Response (not found, get closer contacts):

{
  "values":  [],
  "closer":  [{"node_id_full":"ed25519:...","endpoint":{"host":"...","port":7080}}, "..."]
}

7. Errors

DhtError:

  • bootstrap_failed β€” no bootstrap endpoint reachable
  • lookup_timeout β€” couldn't find value or contacts within DHT_LOOKUP_TIMEOUT
  • store_unauthorized β€” payload signature invalid
  • value_too_large β€” > 4 KB
  • rate_limited β€” per-source store rate exceeded

These don't always map to wire codes β€” most DHT activity is internal to the node. When they bubble up to a caller, dht_lookup_failed is the wire code.


8. Configuration

config.dht.enabled                  = False  # opt-in; phase 1 default off
config.dht.bootstrap_endpoints      = [...]
config.dht.public_endpoint_override = None   # for nodes behind NAT, manual override
config.dht.advertise_cids           = True   # also advertise pinned CIDs
config.dht.advertise_community      = True

Constants used: DHT_REPLICATION_K=8, DHT_ALPHA=3, DHT_REFRESH_SECONDS=3600, DHT_REPUBLISH_SECONDS=86400.


9. Tests

Unit

  • test_xor_distance_metric
  • test_routing_table_insert_eviction
  • test_signed_value_verification
  • test_unsigned_value_rejected
  • test_ttl_eviction

Integration

  • test_three_node_dht_find_value β€” three KademliaNodes in process, store, find
  • test_bootstrap_picks_up_existing_dht
  • test_partition_then_reconnect_converges
  • test_value_republish_keeps_alive

Property-based

  • test_kademlia_eventual_consistency_under_churn (Hypothesis-driven)

10. Cross-references

What Where
Used by federation bootstrap M14 Β§4.3
Used by background blob replication M07 ext (see 00-OVERVIEW Β§1)
Wire error code dht_lookup_failed in CAP2 Β§9
Phase 1 alternative (mDNS/UDP) M02
Phase 3 sybil resistance TBD

11. Open questions

  1. libp2p reuse vs custom Python. libp2p has a Python port but it's heavyweight.
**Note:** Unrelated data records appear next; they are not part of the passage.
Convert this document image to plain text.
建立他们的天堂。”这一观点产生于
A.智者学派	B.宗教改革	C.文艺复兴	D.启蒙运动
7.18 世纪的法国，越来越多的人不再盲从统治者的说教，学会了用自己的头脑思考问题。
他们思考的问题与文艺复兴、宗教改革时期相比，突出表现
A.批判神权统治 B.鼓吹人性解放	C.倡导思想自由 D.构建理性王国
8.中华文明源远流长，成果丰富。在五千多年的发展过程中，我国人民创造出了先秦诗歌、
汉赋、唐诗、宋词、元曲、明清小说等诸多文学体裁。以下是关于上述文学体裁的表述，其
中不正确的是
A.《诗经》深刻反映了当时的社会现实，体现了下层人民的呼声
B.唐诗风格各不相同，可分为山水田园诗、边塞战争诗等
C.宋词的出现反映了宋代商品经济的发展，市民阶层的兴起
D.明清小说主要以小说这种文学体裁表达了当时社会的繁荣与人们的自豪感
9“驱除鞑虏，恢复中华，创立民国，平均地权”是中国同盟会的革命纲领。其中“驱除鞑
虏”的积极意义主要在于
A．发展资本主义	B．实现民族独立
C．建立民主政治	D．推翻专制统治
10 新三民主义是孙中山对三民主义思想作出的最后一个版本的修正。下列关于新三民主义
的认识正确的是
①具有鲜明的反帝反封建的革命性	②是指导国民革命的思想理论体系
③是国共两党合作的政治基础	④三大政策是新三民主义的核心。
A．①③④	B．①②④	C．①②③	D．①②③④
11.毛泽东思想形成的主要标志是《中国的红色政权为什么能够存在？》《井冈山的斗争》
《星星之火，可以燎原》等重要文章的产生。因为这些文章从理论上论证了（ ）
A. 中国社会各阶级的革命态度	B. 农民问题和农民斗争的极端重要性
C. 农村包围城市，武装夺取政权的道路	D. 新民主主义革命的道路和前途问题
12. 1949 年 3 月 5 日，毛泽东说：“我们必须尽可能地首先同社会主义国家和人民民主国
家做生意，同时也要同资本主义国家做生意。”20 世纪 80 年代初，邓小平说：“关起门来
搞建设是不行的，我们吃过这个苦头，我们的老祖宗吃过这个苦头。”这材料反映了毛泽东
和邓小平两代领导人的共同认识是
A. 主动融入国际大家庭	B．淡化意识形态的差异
A focused 1000-LOC Kademlia matches our needs and stays auditable. Decision: custom for now; can swap.
  2. NAT hole punching. Currently relay-only. STUN/TURN integration is Phase 3.
  3. Public DHT vs federated DHTs. Should the DHT itself be federated (per-community DHT joined via cross-sig)? Maybe. Defer.
  4. Onion routing. Out of scope. HearthNet has no anonymity goal.